Sean and I mashed up strawberries with our fingers and mixed them with sugar. He giggles like a girl. (He doesn’t think I can write them.)
HE POKED ME!!!
What an outrage. The Magnificent Bridget has been poked. Not on Facebook but (I hate Facebook pokes) on her side!!!
I am so magnificent.
Sean is smiling.
I am smiling.
I am hungry.
But only for strawberries. They are one of my many true loves.
Also aftershave is cool.
Do you like aftershave?
Bridget! Aftershave is for men only.
Wait, I wear aftershave!
Of course, but you’re male, I. But it is quite nice. Smells good and makes your face soft. Also it tastes rather delightful.
Sean’s looking at me with an unusual expression. I think he’s picturing me eating his aftershave.
NEW SUBJECT!!!!
I like this song. I have no idea who does it. But it’s cool.
I think I’m going to finish another episode of an undisclosed show which I do not watch and detest immensely.
Also, I never ate aftershave. But now I’m tempted.

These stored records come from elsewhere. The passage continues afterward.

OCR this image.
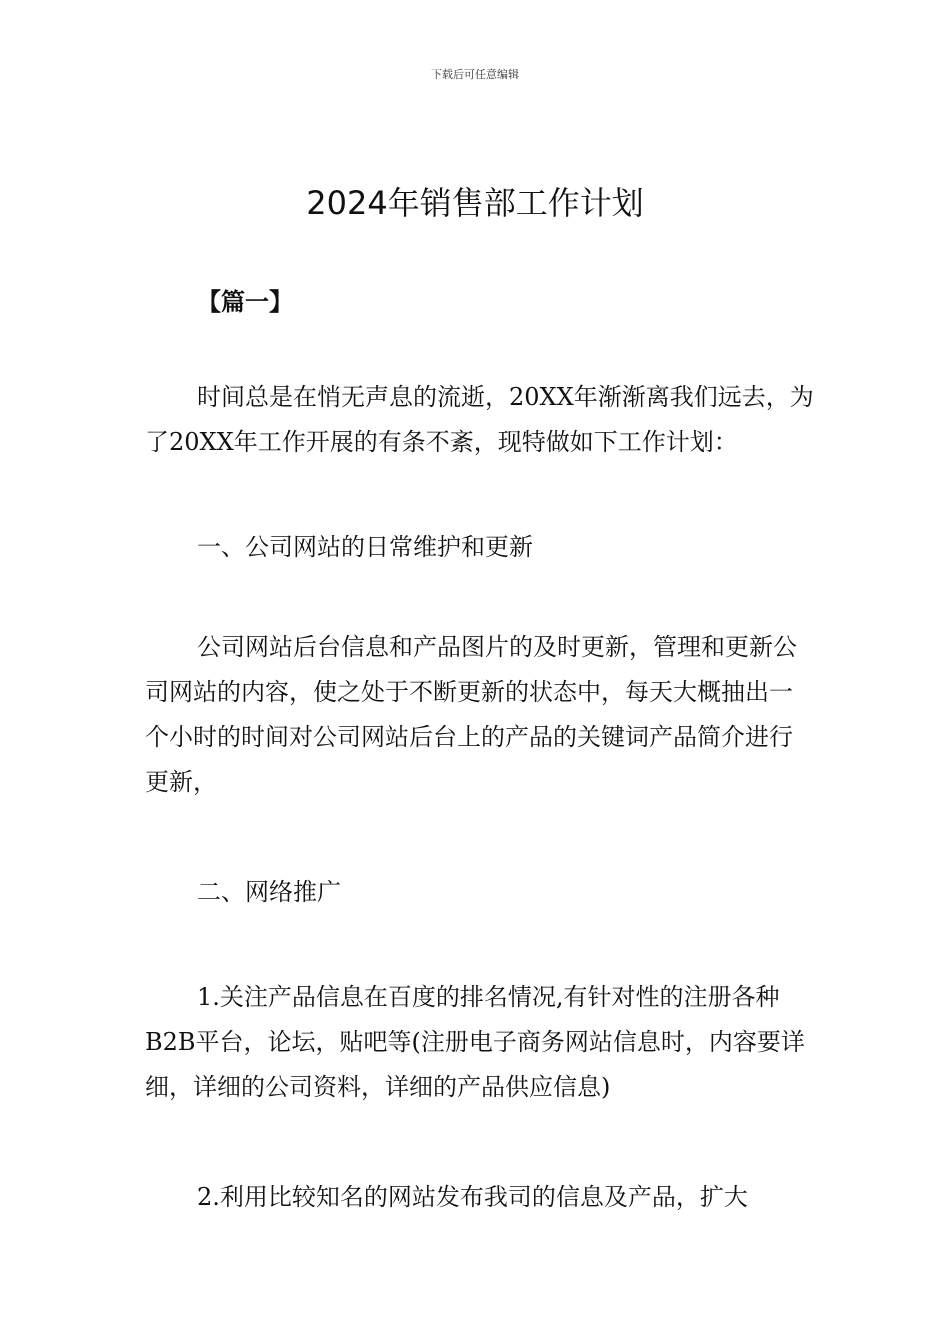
下载后可任意编辑
2024年销售部工作计划

【篇一】

时间总是在悄无声息的流逝，20XX年渐渐离我们远去，为了20XX年工作开展的有条不紊，现特做如下工作计划：

一、公司网站的日常维护和更新

公司网站后台信息和产品图片的及时更新，管理和更新公司网站的内容，使之处于不断更新的状态中，每天大概抽出一个小时的时间对公司网站后台上的产品的关键词产品简介进行更新，

二、网络推广

1.关注产品信息在百度的排名情况,有针对性的注册各种B2B平台，论坛，贴吧等(注册电子商务网站信息时，内容要详细，详细的公司资料，详细的产品供应信息)

2.利用比较知名的网站发布我司的信息及产品，扩大
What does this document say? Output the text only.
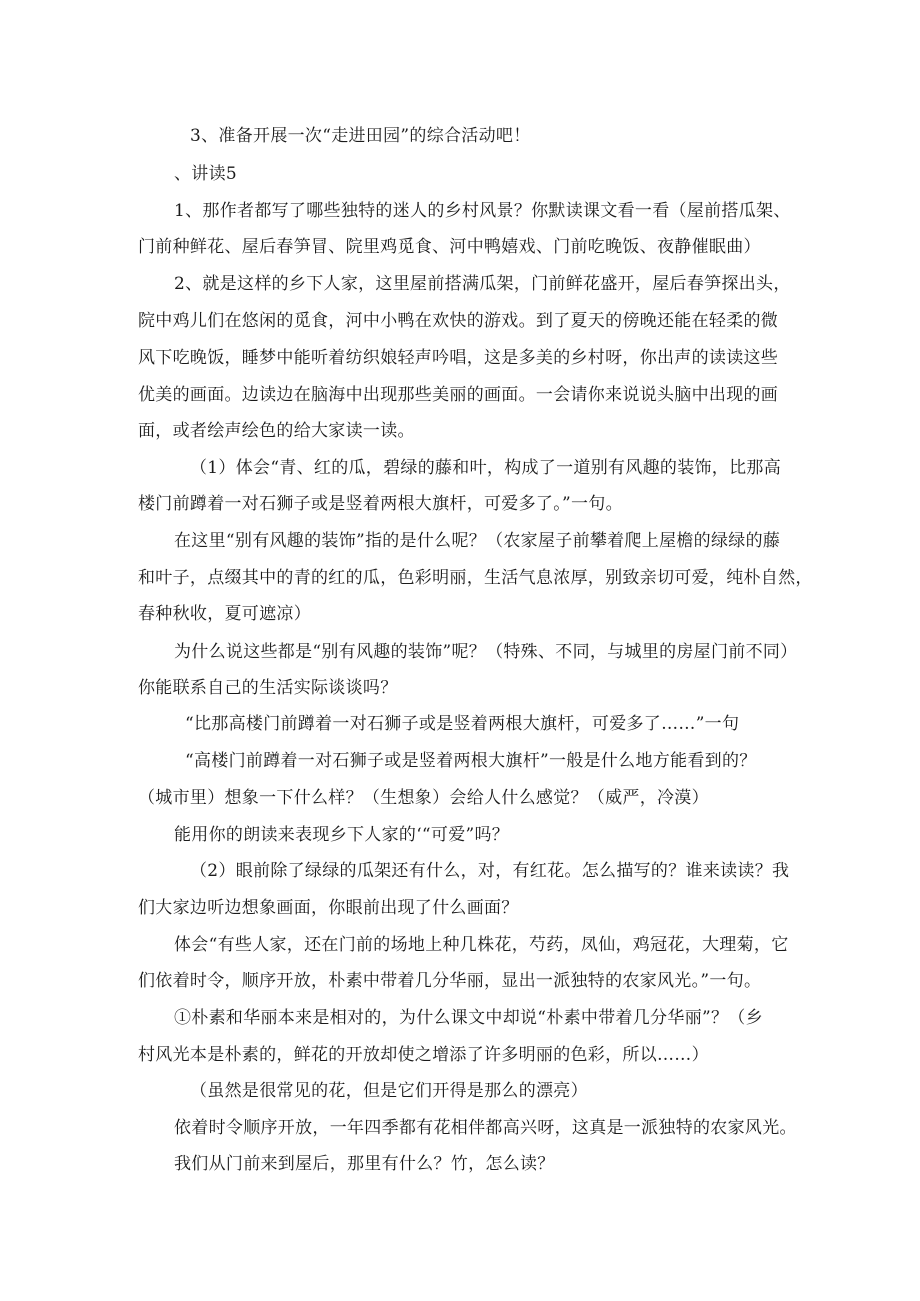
3、准备开展一次“走进田园”的综合活动吧！
、讲读5
1、那作者都写了哪些独特的迷人的乡村风景？你默读课文看一看（屋前搭瓜架、
门前种鲜花、屋后春笋冒、院里鸡觅食、河中鸭嬉戏、门前吃晚饭、夜静催眠曲）
2、就是这样的乡下人家，这里屋前搭满瓜架，门前鲜花盛开，屋后春笋探出头，
院中鸡儿们在悠闲的觅食，河中小鸭在欢快的游戏。到了夏天的傍晚还能在轻柔的微
风下吃晚饭，睡梦中能听着纺织娘轻声吟唱，这是多美的乡村呀，你出声的读读这些
优美的画面。边读边在脑海中出现那些美丽的画面。一会请你来说说头脑中出现的画
面，或者绘声绘色的给大家读一读。
（1）体会“青、红的瓜，碧绿的藤和叶，构成了一道别有风趣的装饰，比那高
楼门前蹲着一对石狮子或是竖着两根大旗杆，可爱多了。”一句。
在这里“别有风趣的装饰”指的是什么呢？（农家屋子前攀着爬上屋檐的绿绿的藤
和叶子，点缀其中的青的红的瓜，色彩明丽，生活气息浓厚，别致亲切可爱，纯朴自然，
春种秋收，夏可遮凉）
为什么说这些都是“别有风趣的装饰”呢？（特殊、不同，与城里的房屋门前不同）
你能联系自己的生活实际谈谈吗？
“比那高楼门前蹲着一对石狮子或是竖着两根大旗杆，可爱多了……”一句
“高楼门前蹲着一对石狮子或是竖着两根大旗杆”一般是什么地方能看到的？
（城市里）想象一下什么样？（生想象）会给人什么感觉？（威严，冷漠）
能用你的朗读来表现乡下人家的‘“可爱”吗？
（2）眼前除了绿绿的瓜架还有什么，对，有红花。怎么描写的？谁来读读？我
们大家边听边想象画面，你眼前出现了什么画面？
体会“有些人家，还在门前的场地上种几株花，芍药，凤仙，鸡冠花，大理菊，它
们依着时令，顺序开放，朴素中带着几分华丽，显出一派独特的农家风光。”一句。
①朴素和华丽本来是相对的，为什么课文中却说“朴素中带着几分华丽”？（乡
村风光本是朴素的，鲜花的开放却使之增添了许多明丽的色彩，所以……）
（虽然是很常见的花，但是它们开得是那么的漂亮）
依着时令顺序开放，一年四季都有花相伴都高兴呀，这真是一派独特的农家风光。
我们从门前来到屋后，那里有什么？竹，怎么读？
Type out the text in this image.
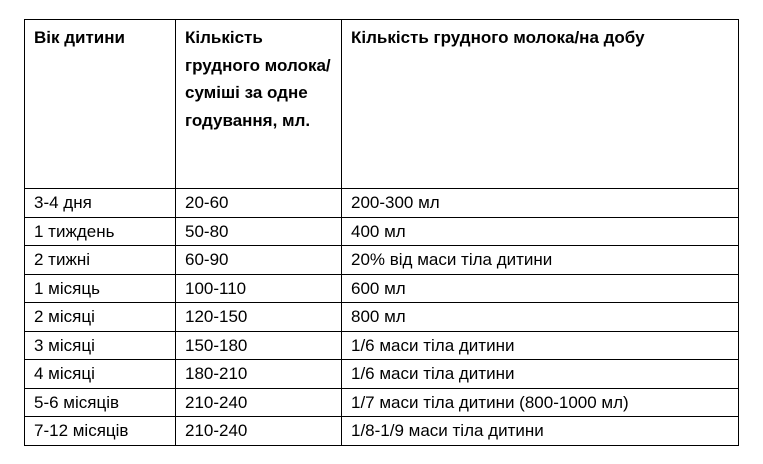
Вік дитини	Кількість грудного молока/суміші за одне годування, мл.	Кількість грудного молока/на добу

3-4 дня	20-60	200-300 мл

1 тиждень	50-80	400 мл

2 тижні	60-90	20% від маси тіла дитини

1 місяць	100-110	600 мл

2 місяці	120-150	800 мл

3 місяці	150-180	1/6 маси тіла дитини

4 місяці	180-210	1/6 маси тіла дитини

5-6 місяців	210-240	1/7 маси тіла дитини (800-1000 мл)

7-12 місяців	210-240	1/8-1/9 маси тіла дитини
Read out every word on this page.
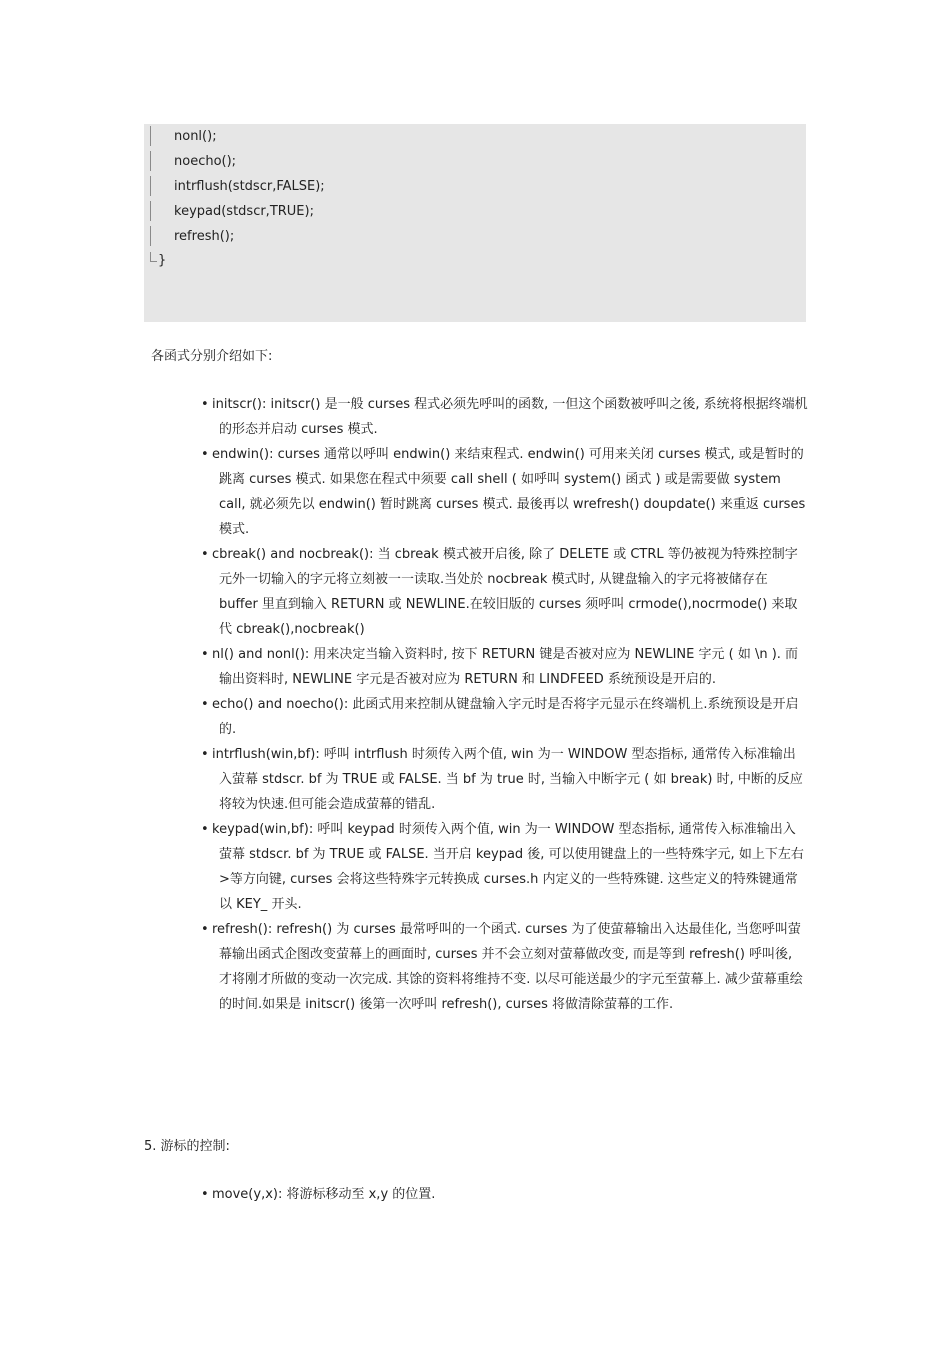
nonl();

noecho();

intrflush(stdscr,FALSE);

keypad(stdscr,TRUE);

refresh();

}
各函式分别介绍如下:
• initscr(): initscr() 是一般 curses 程式必须先呼叫的函数, 一但这个函数被呼叫之後, 系统将根据终端机的形态并启动 curses 模式.
• endwin(): curses 通常以呼叫 endwin() 来结束程式. endwin() 可用来关闭 curses 模式, 或是暂时的跳离 curses 模式. 如果您在程式中须要 call shell ( 如呼叫 system() 函式 ) 或是需要做 system call, 就必须先以 endwin() 暂时跳离 curses 模式. 最後再以 wrefresh() doupdate() 来重返 curses 模式.
• cbreak() and nocbreak(): 当 cbreak 模式被开启後, 除了 DELETE 或 CTRL 等仍被视为特殊控制字元外一切输入的字元将立刻被一一读取.当处於 nocbreak 模式时, 从键盘输入的字元将被储存在 buffer 里直到输入 RETURN 或 NEWLINE.在较旧版的 curses 须呼叫 crmode(),nocrmode() 来取代 cbreak(),nocbreak()
• nl() and nonl(): 用来决定当输入资料时, 按下 RETURN 键是否被对应为 NEWLINE 字元 ( 如 \n ). 而输出资料时, NEWLINE 字元是否被对应为 RETURN 和 LINDFEED 系统预设是开启的.
• echo() and noecho(): 此函式用来控制从键盘输入字元时是否将字元显示在终端机上.系统预设是开启的.
• intrflush(win,bf): 呼叫 intrflush 时须传入两个值, win 为一 WINDOW 型态指标, 通常传入标准输出入萤幕 stdscr. bf 为 TRUE 或 FALSE. 当 bf 为 true 时, 当输入中断字元 ( 如 break) 时, 中断的反应将较为快速.但可能会造成萤幕的错乱.
• keypad(win,bf): 呼叫 keypad 时须传入两个值, win 为一 WINDOW 型态指标, 通常传入标准输出入萤幕 stdscr. bf 为 TRUE 或 FALSE. 当开启 keypad 後, 可以使用键盘上的一些特殊字元, 如上下左右>等方向键, curses 会将这些特殊字元转换成 curses.h 内定义的一些特殊键. 这些定义的特殊键通常以 KEY_ 开头.
• refresh(): refresh() 为 curses 最常呼叫的一个函式. curses 为了使萤幕输出入达最佳化, 当您呼叫萤幕输出函式企图改变萤幕上的画面时, curses 并不会立刻对萤幕做改变, 而是等到 refresh() 呼叫後, 才将刚才所做的变动一次完成. 其馀的资料将维持不变. 以尽可能送最少的字元至萤幕上. 减少萤幕重绘的时间.如果是 initscr() 後第一次呼叫 refresh(), curses 将做清除萤幕的工作.
5. 游标的控制:
• move(y,x): 将游标移动至 x,y 的位置.
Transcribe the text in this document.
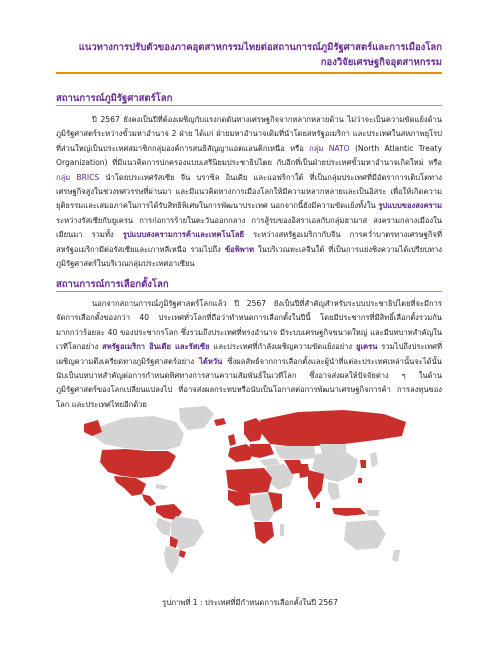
แนวทางการปรับตัวของภาคอุตสาหกรรมไทยต่อสถานการณ์ภูมิรัฐศาสตร์และการเมืองโลก
กองวิจัยเศรษฐกิจอุตสาหกรรม
สถานการณ์ภูมิรัฐศาสตร์โลก
ปี 2567 ยังคงเป็นปีที่ต้องเผชิญกับแรงกดดันทางเศรษฐกิจจากหลากหลายด้าน ไม่ว่าจะเป็นความขัดแย้งด้านภูมิรัฐศาสตร์ระหว่างขั้วมหาอำนาจ 2 ฝ่าย ได้แก่ ฝ่ายมหาอำนาจเดิมที่นำโดยสหรัฐอเมริกา และประเทศในสหภาพยุโรปที่ส่วนใหญ่เป็นประเทศสมาชิกกลุ่มองค์การสนธิสัญญาแอตแลนติกเหนือ หรือ กลุ่ม NATO (North Atlantic Treaty Organization) ที่มีแนวคิดการปกครองแบบเสรีนิยมประชาธิปไตย กับอีกที่เป็นฝ่ายประเทศขั้วมหาอำนาจเกิดใหม่ หรือ กลุ่ม BRICS นำโดยประเทศรัสเซีย จีน บราซิล อินเดีย และแอฟริกาใต้ ที่เป็นกลุ่มประเทศที่มีอัตราการเติบโตทางเศรษฐกิจสูงในช่วงทศวรรษที่ผ่านมา และมีแนวคิดทางการเมืองโลกให้มีความหลากหลายและเป็นอิสระ เพื่อให้เกิดความยุติธรรมและเสมอภาคในการได้รับสิทธิพิเศษในการพัฒนาประเทศ นอกจากนี้ยังมีความขัดแย้งทั้งใน รูปแบบของสงคราม ระหว่างรัสเซียกับยูเครน การก่อการร้ายในตะวันออกกลาง การสู้รบของอิสราเอลกับกลุ่มฮามาส สงครามกลางเมืองในเมียนมา รวมทั้ง รูปแบบสงครามการค้าและเทคโนโลยี ระหว่างสหรัฐอเมริกากับจีน การคว่ำบาตรทางเศรษฐกิจที่สหรัฐอเมริกามีต่อรัสเซียและเกาหลีเหนือ รวมไปถึง ข้อพิพาท ในบริเวณทะเลจีนใต้ ที่เป็นการแย่งชิงความได้เปรียบทางภูมิรัฐศาสตร์ในบริเวณกลุ่มประเทศอาเซียน
สถานการณ์การเลือกตั้งโลก
นอกจากสถานการณ์ภูมิรัฐศาสตร์โลกแล้ว ปี 2567 ยังเป็นปีที่สำคัญสำหรับระบบประชาธิปไตยที่จะมีการจัดการเลือกตั้งของกว่า 40 ประเทศทั่วโลกที่ถือว่าทำหนดการเลือกตั้งในปีนี้ โดยมีประชากรที่มีสิทธิ์เลือกตั้งรวมกันมากกว่าร้อยละ 40 ของประชากรโลก ซึ่งรวมถึงประเทศที่ทรงอำนาจ มีระบบเศรษฐกิจขนาดใหญ่ และมีบทบาทสำคัญในเวทีโลกอย่าง สหรัฐอเมริกา อินเดีย และรัสเซีย และประเทศที่กำลังเผชิญความขัดแย้งอย่าง ยูเครน รวมไปถึงประเทศที่เผชิญความตึงเครียดทางภูมิรัฐศาสตร์อย่าง ไต้หวัน ซึ่งผลลัพธ์จากการเลือกตั้งและผู้นำที่แต่ละประเทศเหล่านั้นจะได้นั้น นับเป็นบทบาทสำคัญต่อการกำหนดทิศทางการสานความสัมพันธ์ในเวทีโลก ซึ่งอาจส่งผลให้ปัจจัยต่าง ๆ ในด้านภูมิรัฐศาสตร์ของโลกเปลี่ยนแปลงไป ที่อาจส่งผลกระทบหรือนับเป็นโอกาสต่อการพัฒนาเศรษฐกิจการค้า การลงทุนของโลก และประเทศไทยอีกด้วย
รูปภาพที่ 1 : ประเทศที่มีกำหนดการเลือกตั้งในปี 2567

I feel like giving a huge “Fuck you!” symbol to the whole world. So here it is: _| |_ _ Best I can do anyway. Now I’m gonna rant.
I’ve got to go home in four days that are going by faster than is humanly possible, but is apparently possible if you’re a day, not a human. And guess what I have to come home to? A hell of a lot of work. Until school starts, when it will then be schoolwork. A best friend who has initiated contact ONCE since I left, and then only for a minute to ask when I would be back. Parents who I KNOW are going to drive me nuts even though I miss them now. Calculus II. Drama WITH friends, drama WITHOUT friends, drama WITH and WITHOUT friends at the same time, drama with family, with school, and the knowledge that I have caused about 60% of all previously mentioned drama. Also two rooms to clean.
Doesn’t that just sound marvelous?


The Office – such a weird show. Took me about a season to get used to it, and now I love it. Dammit, theme song is over now…

Probably an hour later: Just picked up Sean and DAMN I’m starved. But I refuse to admit it. REFUSE!!! (The first time I typed that, I put down “REUSE” instead.)
Sean has just committed heresy of the worst kind. He said Linkin Park SUCKED!!!! He persists in this belief despite all evidence to the contrary. AND he threw a towel at me. AND HE’S THROWING Q-TIPS AT ME!!!! He thinks I’m writing about him. As if.
Go tape a Q-tip to your forehead and leave me alone, Sean. And NO, dammit, I’m not going to wake you up in the middle of the night just because I can’t sleep. That would make me a wuss, which I refuse to be, just as I refuse to be hungry.
No. No, wait. Not quite the same thing. Because, see, I am NOT a wuss. But I am slightly hungry, even though I refuse to be. Understand?


Jul
26.

Sean told me to get some sleep. If it is not already obvious, I’m not listening to him. Oh, I should. But I ain’t. Dammit, I wish school would start. I really can’t wait. Also need something to occupy my mind with. Yeah, I definitely need that.
I hope Sean’s asleep now. He needs it.
I just got here six weeks ago! I’m not ready to go back yet!!! I was scared to leave home, a little, but now I really want to stay here. I know it’s the best thing if I leave, but… uggh. It sucks.
Blegh. Not in the best mood of my life.


Jul
25.

I’m driving Sean absolutely insane right now by not speaking out loud. It’s kind of fun. More fun than it should be, really. Back home in a week; not sure how much I’m looking forward to it.
Sean’s really irritated now. I’m trying very hard not to laugh.


Jul
21.

Today, someone from the university I applied to asked me to apply for the honors program that they have. Apparently, I was recommended by somebody else for my grades. A bit of an ego boost. 😀 Now I’m redoing my class schedule to fit a couple of different classes in. There is at least one confirmed call of insanity regarding my doings.